En la parte inferior del lienzo de la Inmaculada de la parroquia de San Lorenzo, el propio Pacheco recrea un paisaje local que connotan virtudes marianas inspiradas en las letanías: una vista del Guadalquivir y un panorama de fondo con la silueta de Sevilla, en el que pueden identificarse a la Giralda y la Torre del Oro. La principal torre vigía de la ciudad, por ser la de su catedral, representa a la «Torre de Marfil» (Turris ebúrnea), cuya fortaleza simboliza la Ciudad de Dios, como bien ha precisado la historiadora del Arte y experta en la cultura del Siglo de Oro, María Isabel Sánchez Quevedo, en su libro sobre Zurbarán (2000). Frente a ella, la del Oro que está recreada en forma de torreón cilíndrico y se compone de dos cuerpos, pues el tercero no se edificaría hasta el siglo XVIII, encarnaría según el profesor don Enrique Valdivieso la «Torre de David» (Turris Davídica), aunque el teólogo e historiador del Arte, Antonio Meléndez, defiende que la Giralda pudiera ser la Torre de David mientras que la del Oro la de Marfil.
Anuncia el poder de la Iglesia hispalense la Giralda, recrecida en el último tercio del siglo XVI tras la victoria católica contra enemigos religiosos (islam y protestantes) y decorada desde entonces con pinturas murales alusivas a tales triunfos por idea de un canónigo, tío del pintor Pacheco. En la Inmaculada de Vázquez de Leca se divisa, junto a la Giralda, el conjunto de la Santa Iglesia Catedral. Y refleja la fortaleza comercial y económica de aquella gran urbe, a la que los Reyes Católicos le confirió el monopolio del comercio colonial con América, la Torre del Oro como principal estandarte de la Casa de la Contratación.
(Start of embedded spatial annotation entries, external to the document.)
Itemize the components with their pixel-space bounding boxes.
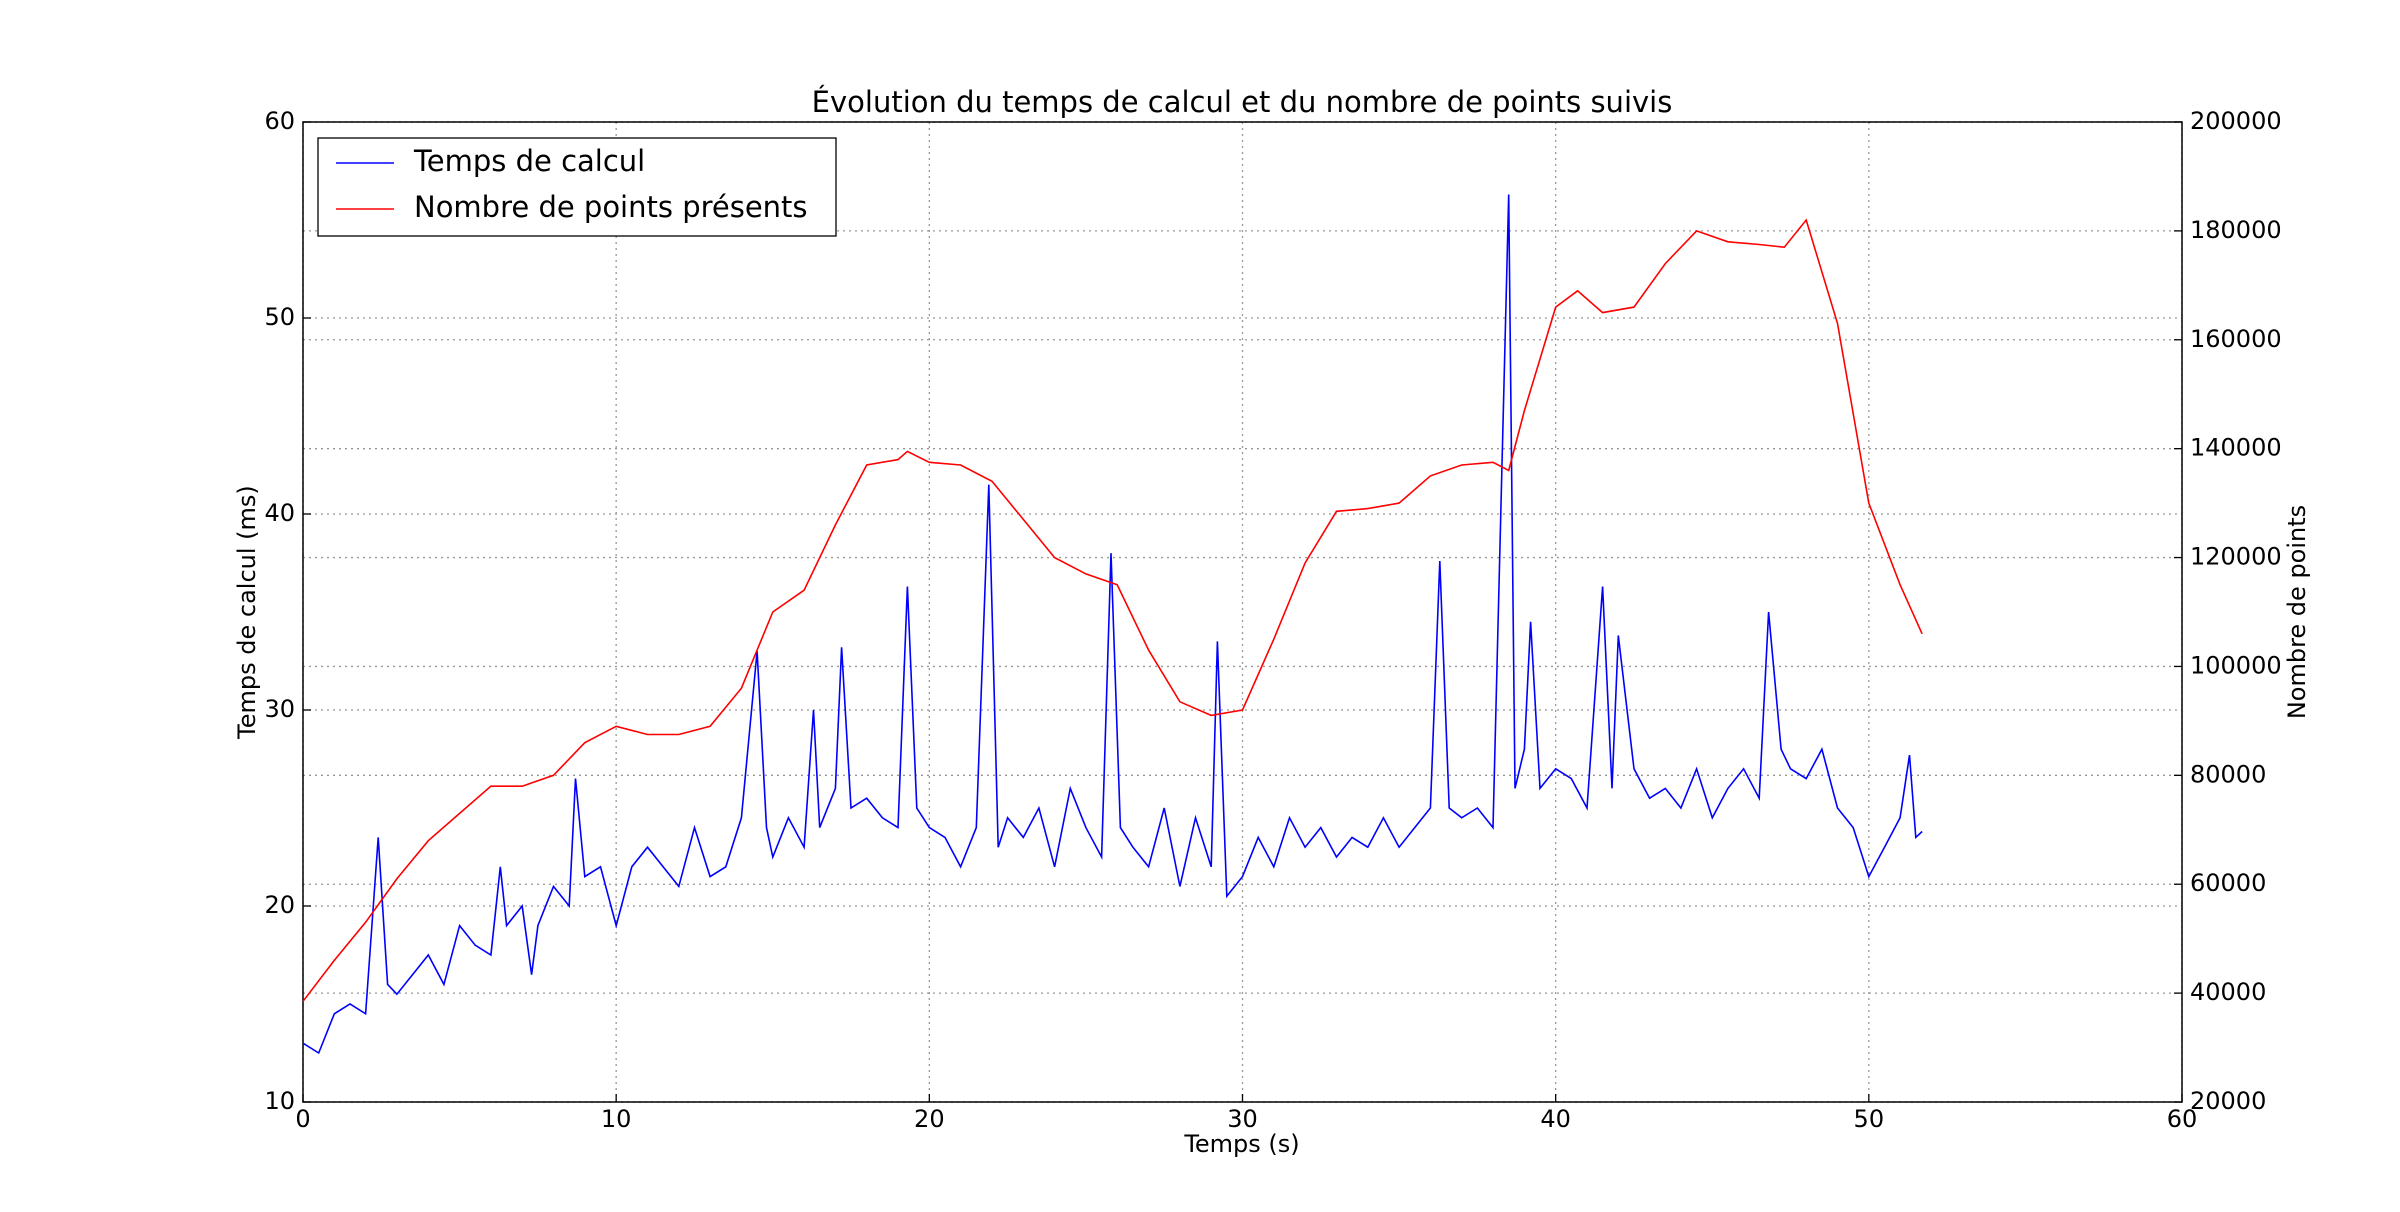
data-line xyxy=(302,218,1923,1002)
y-tick-label: 40 xyxy=(264,499,295,527)
y2-tick-label: 20000 xyxy=(2190,1087,2266,1115)
y-axis-label: Temps de calcul (ms) xyxy=(233,485,261,740)
y2-tick-label: 200000 xyxy=(2190,107,2282,135)
y2-tick-label: 40000 xyxy=(2190,978,2266,1006)
legend-label: Temps de calcul xyxy=(413,144,645,178)
y-tick-label: 10 xyxy=(264,1087,295,1115)
legend-label: Nombre de points présents xyxy=(414,190,808,224)
x-tick-label: 60 xyxy=(2167,1105,2198,1133)
x-tick-label: 50 xyxy=(1854,1105,1885,1133)
y2-tick-label: 180000 xyxy=(2190,216,2282,244)
y2-tick-label: 140000 xyxy=(2190,434,2282,462)
y-tick-label: 30 xyxy=(264,695,295,723)
y2-tick-label: 60000 xyxy=(2190,869,2266,897)
y2-tick-label: 100000 xyxy=(2190,651,2282,679)
x-tick-label: 40 xyxy=(1540,1105,1571,1133)
y-tick-label: 60 xyxy=(264,107,295,135)
x-axis-label: Temps (s) xyxy=(1183,1130,1299,1158)
x-tick-label: 10 xyxy=(601,1105,632,1133)
y2-tick-label: 80000 xyxy=(2190,760,2266,788)
y2-tick-label: 120000 xyxy=(2190,543,2282,571)
chart-title: Évolution du temps de calcul et du nombr… xyxy=(812,85,1673,119)
x-tick-label: 0 xyxy=(295,1105,310,1133)
plot-frame xyxy=(302,121,2183,1103)
x-tick-label: 30 xyxy=(1227,1105,1258,1133)
legend-box xyxy=(317,137,837,237)
y-tick-label: 20 xyxy=(264,891,295,919)
y2-tick-label: 160000 xyxy=(2190,325,2282,353)
y2-axis-label: Nombre de points xyxy=(2283,505,2311,719)
data-line xyxy=(302,194,1923,1055)
x-tick-label: 20 xyxy=(914,1105,945,1133)
y-tick-label: 50 xyxy=(264,303,295,331)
Desde su origen, los canónigos mantuvieron entrelazados muchos hilos con esta institución de la Corona de Castilla, por lo que Iglesia hispalense y Carrera de Indias fueron unidas de la mano. En estas Inmaculadas con vistas de Sevilla se atisba la vocación marinera y comercial a través de la embarcación que navega por el Guadalquivir, en recuerdo del socorro de navegantes. No faltan tampoco en algunos de estos lienzos esbozos de la Puerta Real sevillana figurando la Puerta del Cielo.
La iconografía de la Inmaculada fue evolucionando, y con el paso de los años los pintores dejaron de escenificar a Sevilla bajo la Virgen. De hecho, Murillo, que se esforzó por redefinirla, la dibujó desvinculada ya de elementos terrenales envuelta entre nubes de ángeles, a lo ancho de la segunda mitad del siglo XVII. De los cuadros de la Inmaculada desapareció todo el lenguaje de la fe articulado bellamente por los elementos patrimoniales más representativos de su conjunto monumental, que tanto sirvieron en su momento para representar la simbología inmaculista y hacer más comprensible al pueblo este misterio tan abstracto. Pero nuestra esencia quedó impregnada junto a Ella. El sevillano consiguió sentir este asunto que fue una causa de Estado como algo suyo, porque el cielo que envuelve a la legendaria ciudad del Imperio hispánico que llegó a ser Madre del mundo, como la mismísima Virgen, resultó clave para poder visualizar la imagen de María representada en la Inmaculada Concepción. Todo un misterio desentrañado gracias a la luz divina, de la aurora de Sevilla.